Actusf : Revenons au début de l'histoire, vous souvenez-vous d'un album ou d'un auteur qui vous a marqué dans votre jeunesse ?
Eric Liberge : Indéniablement Druillet et Moebius, de la période Métal Hurlant des années 70. Et auparavant Hergé, Calvo et l'école belge. Plein d'albums de ces auteurs m'ont aussi marqué. Par contre, je ne peux pas dire que j'ai été un lecteur de BD proprement dit. Ce sont surtout, et encore aujourd'hui, les univers de tel ou tel auteur qui m'intéressent, et moins l'histoire qu'il raconte.

Actusf :
J'imagine que vous avez toujours dessiné ? Vous êtiez du genre à griphoner dans les marges des cahiers ?

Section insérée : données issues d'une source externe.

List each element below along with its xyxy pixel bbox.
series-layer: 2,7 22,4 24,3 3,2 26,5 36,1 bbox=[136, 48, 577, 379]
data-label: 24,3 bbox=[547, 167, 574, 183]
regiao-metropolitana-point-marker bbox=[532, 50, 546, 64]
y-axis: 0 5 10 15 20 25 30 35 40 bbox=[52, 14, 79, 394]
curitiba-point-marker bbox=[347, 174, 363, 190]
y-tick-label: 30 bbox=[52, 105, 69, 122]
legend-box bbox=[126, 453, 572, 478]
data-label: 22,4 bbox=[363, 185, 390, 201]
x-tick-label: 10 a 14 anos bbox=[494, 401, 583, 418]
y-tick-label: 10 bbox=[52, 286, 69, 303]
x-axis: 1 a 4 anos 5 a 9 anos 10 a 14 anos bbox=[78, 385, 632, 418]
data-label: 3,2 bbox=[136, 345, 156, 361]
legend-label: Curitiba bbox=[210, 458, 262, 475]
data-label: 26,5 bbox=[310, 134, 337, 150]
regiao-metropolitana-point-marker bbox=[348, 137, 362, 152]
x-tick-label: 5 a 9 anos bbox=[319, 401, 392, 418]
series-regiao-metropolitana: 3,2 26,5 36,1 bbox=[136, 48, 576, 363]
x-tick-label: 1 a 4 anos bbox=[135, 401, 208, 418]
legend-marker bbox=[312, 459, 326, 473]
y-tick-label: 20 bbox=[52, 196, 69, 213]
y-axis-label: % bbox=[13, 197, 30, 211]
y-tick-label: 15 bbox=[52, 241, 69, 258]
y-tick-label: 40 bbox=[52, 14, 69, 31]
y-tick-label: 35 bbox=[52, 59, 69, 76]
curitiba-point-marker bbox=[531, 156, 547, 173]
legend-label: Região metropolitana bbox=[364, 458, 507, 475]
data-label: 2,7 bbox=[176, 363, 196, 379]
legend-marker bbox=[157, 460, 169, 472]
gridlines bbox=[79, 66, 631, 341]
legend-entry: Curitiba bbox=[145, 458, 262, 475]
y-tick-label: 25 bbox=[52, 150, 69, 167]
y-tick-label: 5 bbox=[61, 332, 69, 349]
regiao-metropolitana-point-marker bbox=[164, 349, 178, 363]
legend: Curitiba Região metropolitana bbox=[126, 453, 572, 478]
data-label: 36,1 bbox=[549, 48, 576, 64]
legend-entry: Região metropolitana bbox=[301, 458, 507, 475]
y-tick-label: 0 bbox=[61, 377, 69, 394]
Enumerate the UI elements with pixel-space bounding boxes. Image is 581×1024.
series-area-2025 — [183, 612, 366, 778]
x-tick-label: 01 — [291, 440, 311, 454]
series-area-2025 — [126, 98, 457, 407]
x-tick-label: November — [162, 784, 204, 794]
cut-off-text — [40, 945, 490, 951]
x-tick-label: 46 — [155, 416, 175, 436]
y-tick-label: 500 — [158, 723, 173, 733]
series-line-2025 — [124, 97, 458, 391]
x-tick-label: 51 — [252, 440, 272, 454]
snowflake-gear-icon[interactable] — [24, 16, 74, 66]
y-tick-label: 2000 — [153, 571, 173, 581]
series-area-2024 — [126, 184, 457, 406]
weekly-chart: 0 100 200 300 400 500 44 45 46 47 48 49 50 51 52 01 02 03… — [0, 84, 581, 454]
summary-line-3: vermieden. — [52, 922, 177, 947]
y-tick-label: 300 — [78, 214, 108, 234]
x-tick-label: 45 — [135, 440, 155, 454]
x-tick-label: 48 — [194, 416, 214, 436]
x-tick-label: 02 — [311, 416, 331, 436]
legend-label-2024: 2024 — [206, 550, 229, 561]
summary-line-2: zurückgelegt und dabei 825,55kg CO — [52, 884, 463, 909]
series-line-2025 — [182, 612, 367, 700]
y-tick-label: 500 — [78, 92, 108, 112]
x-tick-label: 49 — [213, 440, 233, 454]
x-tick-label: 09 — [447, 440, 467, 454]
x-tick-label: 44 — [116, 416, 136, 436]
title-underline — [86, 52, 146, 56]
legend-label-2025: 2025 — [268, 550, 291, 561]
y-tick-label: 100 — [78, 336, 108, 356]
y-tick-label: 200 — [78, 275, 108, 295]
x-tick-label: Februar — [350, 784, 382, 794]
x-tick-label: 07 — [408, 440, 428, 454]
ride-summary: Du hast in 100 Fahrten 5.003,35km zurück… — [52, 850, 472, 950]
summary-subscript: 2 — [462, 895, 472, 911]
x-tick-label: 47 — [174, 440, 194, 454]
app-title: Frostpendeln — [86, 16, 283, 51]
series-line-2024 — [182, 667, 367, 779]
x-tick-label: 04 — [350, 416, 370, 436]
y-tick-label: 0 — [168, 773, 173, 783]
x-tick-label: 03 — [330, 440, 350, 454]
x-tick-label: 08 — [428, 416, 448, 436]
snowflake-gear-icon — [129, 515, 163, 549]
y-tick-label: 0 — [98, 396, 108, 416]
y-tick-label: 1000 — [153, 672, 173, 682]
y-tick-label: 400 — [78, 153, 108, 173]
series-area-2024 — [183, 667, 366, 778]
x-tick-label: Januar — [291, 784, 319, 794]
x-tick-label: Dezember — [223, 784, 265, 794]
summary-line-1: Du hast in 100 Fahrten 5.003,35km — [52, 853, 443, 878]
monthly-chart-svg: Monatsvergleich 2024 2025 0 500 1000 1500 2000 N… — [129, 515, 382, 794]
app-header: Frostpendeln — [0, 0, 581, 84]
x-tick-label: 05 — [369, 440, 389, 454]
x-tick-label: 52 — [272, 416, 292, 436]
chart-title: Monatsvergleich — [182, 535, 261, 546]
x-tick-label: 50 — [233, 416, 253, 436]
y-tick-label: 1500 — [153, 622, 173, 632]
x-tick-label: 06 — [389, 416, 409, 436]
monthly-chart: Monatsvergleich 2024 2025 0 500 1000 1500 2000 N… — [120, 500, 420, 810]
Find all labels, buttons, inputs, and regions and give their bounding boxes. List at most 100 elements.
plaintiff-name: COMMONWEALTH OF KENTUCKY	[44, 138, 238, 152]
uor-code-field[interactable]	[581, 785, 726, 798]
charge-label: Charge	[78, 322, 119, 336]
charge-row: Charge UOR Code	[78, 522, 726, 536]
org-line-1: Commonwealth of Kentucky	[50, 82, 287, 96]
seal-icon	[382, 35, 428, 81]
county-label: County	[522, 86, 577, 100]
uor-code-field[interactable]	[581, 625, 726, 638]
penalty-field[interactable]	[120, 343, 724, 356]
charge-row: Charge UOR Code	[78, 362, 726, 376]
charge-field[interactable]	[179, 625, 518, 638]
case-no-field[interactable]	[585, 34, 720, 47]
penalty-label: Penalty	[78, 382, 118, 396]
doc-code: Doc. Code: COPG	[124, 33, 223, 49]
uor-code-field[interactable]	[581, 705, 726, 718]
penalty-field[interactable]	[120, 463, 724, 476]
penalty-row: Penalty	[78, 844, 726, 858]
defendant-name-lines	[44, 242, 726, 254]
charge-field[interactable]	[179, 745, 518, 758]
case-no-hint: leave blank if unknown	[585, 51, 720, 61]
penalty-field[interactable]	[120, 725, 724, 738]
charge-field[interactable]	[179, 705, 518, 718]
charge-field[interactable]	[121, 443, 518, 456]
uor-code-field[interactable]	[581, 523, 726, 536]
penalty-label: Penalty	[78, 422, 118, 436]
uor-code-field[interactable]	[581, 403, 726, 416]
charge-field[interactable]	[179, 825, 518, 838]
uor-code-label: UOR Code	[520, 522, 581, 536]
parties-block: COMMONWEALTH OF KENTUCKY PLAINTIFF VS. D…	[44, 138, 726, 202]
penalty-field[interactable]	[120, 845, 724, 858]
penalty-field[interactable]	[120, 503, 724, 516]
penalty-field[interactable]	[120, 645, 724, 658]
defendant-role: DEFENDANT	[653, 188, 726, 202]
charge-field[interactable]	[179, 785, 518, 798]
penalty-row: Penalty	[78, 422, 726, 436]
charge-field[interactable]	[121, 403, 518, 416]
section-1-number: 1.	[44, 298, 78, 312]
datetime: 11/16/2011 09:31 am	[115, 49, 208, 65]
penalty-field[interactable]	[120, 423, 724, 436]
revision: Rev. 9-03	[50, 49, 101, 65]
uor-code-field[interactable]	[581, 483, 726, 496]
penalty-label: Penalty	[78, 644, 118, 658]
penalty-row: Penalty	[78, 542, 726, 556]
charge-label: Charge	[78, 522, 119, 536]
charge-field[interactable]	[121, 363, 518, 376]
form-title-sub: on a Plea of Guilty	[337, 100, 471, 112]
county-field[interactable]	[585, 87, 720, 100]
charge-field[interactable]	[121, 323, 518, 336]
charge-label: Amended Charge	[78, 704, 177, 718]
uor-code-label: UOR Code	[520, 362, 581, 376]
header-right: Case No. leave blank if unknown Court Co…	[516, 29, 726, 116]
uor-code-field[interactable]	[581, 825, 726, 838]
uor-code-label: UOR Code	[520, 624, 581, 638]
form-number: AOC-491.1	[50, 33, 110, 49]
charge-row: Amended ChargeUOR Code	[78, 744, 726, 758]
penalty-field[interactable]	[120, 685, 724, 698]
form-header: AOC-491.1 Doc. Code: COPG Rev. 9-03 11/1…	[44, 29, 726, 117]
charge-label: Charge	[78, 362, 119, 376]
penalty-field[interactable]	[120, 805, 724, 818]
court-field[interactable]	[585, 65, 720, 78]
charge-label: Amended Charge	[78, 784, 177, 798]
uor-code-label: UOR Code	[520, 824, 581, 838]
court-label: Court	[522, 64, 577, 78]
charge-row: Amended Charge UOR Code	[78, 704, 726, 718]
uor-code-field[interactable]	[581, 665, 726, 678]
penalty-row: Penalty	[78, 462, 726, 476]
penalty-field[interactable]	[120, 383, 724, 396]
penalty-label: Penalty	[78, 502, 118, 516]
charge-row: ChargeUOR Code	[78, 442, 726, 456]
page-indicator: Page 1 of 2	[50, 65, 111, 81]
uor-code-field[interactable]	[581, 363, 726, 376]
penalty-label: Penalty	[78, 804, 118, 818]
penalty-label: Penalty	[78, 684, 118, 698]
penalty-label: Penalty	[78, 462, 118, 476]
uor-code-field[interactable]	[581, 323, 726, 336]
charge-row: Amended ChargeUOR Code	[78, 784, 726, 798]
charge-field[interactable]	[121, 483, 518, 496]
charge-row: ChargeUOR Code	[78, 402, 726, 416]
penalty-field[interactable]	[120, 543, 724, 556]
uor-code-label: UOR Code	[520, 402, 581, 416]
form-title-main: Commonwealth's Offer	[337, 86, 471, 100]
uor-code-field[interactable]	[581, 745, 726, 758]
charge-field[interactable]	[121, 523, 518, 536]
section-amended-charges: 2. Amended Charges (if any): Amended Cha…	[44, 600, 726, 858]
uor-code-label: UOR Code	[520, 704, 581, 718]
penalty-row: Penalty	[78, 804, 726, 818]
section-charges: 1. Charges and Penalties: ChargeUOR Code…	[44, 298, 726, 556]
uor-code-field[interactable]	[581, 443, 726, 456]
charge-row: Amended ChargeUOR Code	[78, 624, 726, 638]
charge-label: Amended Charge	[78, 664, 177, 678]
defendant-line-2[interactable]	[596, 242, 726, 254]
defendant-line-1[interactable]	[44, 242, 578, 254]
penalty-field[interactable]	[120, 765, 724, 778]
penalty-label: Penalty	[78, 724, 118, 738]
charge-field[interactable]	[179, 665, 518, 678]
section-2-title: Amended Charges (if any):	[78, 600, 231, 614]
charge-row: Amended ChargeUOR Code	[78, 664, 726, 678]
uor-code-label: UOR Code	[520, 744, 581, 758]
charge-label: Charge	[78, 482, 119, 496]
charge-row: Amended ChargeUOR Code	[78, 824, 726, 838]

Eric Liberge : Par périodes, oui. Mais je m'en suis très vite tenu à l'execution du travail final, sans trop passer par les recherches d'esquisses interminables. Je crois que la plus grande partie du travail d'élaboration s'effectue dans la tête, en vision intérieure. Lorque vient le moment de coucher la vision sur le papier, c'est qu'elle est mûre. Elle existe avant le papier. Ce n'est pas le papier qui la pétrira. Du moins c'est la manière dont je travaille.

Actusf :
Vous souvenez-vous quand vous avez décidé de devenir dessinateur ? Où était-ce une évidence depuis toujours ?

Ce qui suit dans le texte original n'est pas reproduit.